Now Dr. Tatum finds herself fielding calls from other university presidents who must justify the high price of athletics and its role in the mission of higher education. Ms. McAuley said she was approached by a few athletic directors at the most recent N.C.A.A. convention who suggested that their institutions were looking into the possibility of ending intercollegiate sports.
“All of us have to look at everything we are doing — what’s the value being added to the university and at what cost?” Dr. Tatum said.
When Dr. Tatum hears from her fellow presidents, she said, the conversations usually begin with them saying, “That took some guts.”
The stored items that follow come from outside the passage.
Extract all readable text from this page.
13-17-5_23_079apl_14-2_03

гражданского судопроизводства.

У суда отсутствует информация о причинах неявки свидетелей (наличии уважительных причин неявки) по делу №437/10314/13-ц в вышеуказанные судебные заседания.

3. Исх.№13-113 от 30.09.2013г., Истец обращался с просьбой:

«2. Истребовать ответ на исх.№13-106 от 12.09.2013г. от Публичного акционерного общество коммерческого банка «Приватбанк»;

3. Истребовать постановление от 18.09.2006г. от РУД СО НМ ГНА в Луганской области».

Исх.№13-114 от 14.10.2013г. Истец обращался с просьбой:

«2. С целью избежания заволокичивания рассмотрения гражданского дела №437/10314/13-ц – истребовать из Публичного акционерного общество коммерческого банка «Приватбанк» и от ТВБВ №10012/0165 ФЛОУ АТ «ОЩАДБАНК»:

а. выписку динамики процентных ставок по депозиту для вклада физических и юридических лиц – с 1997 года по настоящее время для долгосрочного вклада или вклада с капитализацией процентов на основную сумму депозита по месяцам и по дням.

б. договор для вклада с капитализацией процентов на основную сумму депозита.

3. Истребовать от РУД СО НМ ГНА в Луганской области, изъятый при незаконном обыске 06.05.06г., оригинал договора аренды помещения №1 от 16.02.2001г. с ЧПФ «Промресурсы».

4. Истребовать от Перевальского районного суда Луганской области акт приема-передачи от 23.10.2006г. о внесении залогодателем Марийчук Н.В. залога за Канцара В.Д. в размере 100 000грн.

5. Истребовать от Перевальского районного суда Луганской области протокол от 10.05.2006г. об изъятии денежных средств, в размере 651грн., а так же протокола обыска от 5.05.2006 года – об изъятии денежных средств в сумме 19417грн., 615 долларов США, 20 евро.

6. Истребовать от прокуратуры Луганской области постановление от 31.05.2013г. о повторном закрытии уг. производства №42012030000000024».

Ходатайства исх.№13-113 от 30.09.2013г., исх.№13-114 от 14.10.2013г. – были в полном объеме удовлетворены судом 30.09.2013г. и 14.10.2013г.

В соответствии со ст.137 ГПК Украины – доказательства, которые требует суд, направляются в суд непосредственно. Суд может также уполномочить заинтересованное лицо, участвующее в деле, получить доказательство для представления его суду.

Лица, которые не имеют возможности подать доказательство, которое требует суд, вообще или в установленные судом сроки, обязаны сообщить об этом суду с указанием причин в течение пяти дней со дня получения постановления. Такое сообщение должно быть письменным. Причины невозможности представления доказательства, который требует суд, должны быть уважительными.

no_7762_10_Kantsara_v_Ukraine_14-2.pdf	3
Her stock response is, “It would take more guts if it were the University of Michigan.”
By coincidence, Michigan was competing in the men’s basketball Final Four last weekend, about a mile from Spelman’s campus. On that Saturday, as the Wolverines prepared to take part in one of the marquee events in college sports, roughly 800 students jogged or speed-walked five kilometers on Spelman’s campus.
It was the inaugural event of what Dr. Tatum termed the Wellness Revolution, her strategy for educating students about sustained physical activity.
“I envision a culture of movement on the campus that includes greater physical activity for students, faculty and staff,” Dr. Tatum said, adding that many of the participants in the 5K “had never done anything like that before.”
“Now they are asking, ‘When can we do it again?’ ” she said.